Israel’s credibility is not very high in such events.

A unanimous UN Security Council resolution demanding an independent investigation into how the trailblazing reporter was killed on the job, and a growing number of White House calls for an “immediate and thorough” investigation appear to be fruitless to throw.

Almost a week after Abu Akleh’s death, the investigation into the cause appears to have stalled. A Palestinian coroner who performed an autopsy and examined the bullet that passed through her helmet said the results were “inconclusive”.

Israeli Defense Minister Benny Gantz said the Israeli military was steadfast in its decision “to conduct a full investigation into this process”, but admitted it had not come to any results.

“We are in the midst of the investigation and I don’t want to rule out any scenario at this point,” he said, emphasizing the importance he attaches to “protecting human life and freedom of the press”, and requesting forensic data from the Palestinian government. .

But a quick analysis of open source data conducted by Bellingcat, the independent research organization, backs up witness statements that the shots that hit Abu Akleh were fired by the Israeli army

A report entitled “Unraveling the Murder of Shireen Abu Akleh” concludes that it is highly probable that Abu Akleh was shot by an Israeli soldier.

Israel has not made a good name for itself investigating the deaths of reporters killed in action.
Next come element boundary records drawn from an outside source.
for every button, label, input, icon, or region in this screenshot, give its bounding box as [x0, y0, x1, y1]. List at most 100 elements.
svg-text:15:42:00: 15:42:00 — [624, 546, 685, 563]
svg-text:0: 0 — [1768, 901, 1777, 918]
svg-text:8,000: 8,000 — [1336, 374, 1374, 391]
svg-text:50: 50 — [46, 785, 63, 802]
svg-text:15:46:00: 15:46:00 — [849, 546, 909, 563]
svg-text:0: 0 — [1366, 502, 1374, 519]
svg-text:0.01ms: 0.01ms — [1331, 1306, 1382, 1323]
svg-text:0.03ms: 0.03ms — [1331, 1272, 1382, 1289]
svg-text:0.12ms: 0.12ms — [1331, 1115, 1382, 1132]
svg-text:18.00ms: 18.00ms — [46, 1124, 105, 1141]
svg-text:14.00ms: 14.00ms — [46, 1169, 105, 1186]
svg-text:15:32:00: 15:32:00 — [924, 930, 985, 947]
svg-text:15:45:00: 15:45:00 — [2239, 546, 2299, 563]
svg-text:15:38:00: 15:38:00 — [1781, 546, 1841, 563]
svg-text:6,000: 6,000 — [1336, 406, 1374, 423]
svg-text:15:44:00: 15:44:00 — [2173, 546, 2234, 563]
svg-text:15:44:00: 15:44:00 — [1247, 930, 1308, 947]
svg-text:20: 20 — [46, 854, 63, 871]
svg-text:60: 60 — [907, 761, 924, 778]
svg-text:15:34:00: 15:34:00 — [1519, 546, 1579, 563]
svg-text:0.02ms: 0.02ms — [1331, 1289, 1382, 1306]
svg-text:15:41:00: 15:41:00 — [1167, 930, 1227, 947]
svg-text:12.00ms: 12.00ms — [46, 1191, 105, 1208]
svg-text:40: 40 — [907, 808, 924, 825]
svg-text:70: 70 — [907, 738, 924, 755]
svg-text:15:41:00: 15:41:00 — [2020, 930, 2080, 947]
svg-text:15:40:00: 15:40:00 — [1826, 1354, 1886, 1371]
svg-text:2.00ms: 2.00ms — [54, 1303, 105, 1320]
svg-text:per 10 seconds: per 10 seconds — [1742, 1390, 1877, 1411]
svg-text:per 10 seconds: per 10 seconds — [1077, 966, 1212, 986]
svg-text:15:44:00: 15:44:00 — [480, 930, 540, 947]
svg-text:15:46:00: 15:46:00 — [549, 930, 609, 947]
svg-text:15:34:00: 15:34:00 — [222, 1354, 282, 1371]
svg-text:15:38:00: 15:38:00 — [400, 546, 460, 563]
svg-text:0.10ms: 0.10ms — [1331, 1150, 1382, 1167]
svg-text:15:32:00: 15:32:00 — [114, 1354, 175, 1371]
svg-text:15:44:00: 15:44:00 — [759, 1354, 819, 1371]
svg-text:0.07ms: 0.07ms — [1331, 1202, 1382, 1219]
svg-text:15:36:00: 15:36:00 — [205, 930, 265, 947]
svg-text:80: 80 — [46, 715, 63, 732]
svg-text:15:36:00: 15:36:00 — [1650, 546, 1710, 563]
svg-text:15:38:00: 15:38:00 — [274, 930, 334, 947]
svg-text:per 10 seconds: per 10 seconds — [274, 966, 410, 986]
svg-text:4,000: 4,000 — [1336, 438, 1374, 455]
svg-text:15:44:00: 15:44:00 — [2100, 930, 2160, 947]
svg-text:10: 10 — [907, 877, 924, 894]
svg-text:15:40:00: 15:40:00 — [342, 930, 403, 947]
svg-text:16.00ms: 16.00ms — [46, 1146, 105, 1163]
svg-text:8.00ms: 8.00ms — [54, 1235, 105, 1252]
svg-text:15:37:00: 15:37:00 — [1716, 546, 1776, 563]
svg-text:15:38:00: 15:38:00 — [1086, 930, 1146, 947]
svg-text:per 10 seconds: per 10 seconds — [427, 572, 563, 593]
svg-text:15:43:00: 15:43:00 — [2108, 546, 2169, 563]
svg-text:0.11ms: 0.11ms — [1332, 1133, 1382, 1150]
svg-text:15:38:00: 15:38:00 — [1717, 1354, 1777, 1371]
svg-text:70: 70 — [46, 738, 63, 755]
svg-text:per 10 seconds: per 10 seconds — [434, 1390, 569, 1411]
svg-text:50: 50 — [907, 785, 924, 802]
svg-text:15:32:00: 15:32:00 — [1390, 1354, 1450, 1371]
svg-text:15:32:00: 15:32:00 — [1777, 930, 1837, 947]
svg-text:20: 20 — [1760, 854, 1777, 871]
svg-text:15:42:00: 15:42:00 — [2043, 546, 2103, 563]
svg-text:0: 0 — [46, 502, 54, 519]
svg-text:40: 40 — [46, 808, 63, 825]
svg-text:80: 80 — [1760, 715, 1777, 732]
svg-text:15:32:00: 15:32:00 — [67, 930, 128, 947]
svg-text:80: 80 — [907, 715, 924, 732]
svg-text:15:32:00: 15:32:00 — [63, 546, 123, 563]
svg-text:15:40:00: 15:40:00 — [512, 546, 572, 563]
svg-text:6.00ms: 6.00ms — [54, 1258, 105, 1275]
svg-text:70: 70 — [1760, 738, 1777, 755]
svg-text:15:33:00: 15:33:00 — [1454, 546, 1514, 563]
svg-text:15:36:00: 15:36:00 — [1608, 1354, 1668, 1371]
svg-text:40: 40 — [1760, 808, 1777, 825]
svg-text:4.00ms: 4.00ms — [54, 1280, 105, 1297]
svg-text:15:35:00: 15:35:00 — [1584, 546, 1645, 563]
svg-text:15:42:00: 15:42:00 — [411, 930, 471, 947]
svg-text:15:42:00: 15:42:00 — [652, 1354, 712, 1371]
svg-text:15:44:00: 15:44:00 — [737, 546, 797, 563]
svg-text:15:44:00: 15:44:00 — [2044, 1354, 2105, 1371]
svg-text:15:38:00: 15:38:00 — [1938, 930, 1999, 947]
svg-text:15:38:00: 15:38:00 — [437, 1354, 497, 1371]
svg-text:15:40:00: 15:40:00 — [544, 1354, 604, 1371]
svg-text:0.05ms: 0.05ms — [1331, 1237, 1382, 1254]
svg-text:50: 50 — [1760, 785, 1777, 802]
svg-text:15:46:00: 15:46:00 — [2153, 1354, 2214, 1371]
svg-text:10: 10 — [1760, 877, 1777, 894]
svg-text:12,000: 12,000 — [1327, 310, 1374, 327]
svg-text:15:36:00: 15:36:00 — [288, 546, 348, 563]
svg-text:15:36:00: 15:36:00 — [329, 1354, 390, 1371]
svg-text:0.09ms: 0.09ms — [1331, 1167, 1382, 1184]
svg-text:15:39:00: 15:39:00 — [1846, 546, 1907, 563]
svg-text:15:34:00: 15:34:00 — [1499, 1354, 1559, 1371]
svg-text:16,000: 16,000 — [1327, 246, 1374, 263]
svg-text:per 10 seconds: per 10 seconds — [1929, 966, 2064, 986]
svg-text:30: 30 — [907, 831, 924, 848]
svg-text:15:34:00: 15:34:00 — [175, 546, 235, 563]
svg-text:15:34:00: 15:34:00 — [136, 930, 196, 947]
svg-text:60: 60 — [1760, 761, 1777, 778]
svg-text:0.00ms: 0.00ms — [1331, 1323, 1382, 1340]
The Israeli military claims the death of 30-year-old photojournalist Yasser Murtaja is still under investigation, four years after he died of his injuries on April 6, 2018. Murtaja was shot in broad daylight while covering protests on the Gaza-Israel border. Like Abu Akleh, he carried an anti-aircraft gun with the word ‘PRESS’ on it.

Diaspora Minister Nachman Shai, also a former IDF spokesperson, admitted that, telling an Israeli radio station that based on past experience, “Israel’s credibility in such events is not very high.”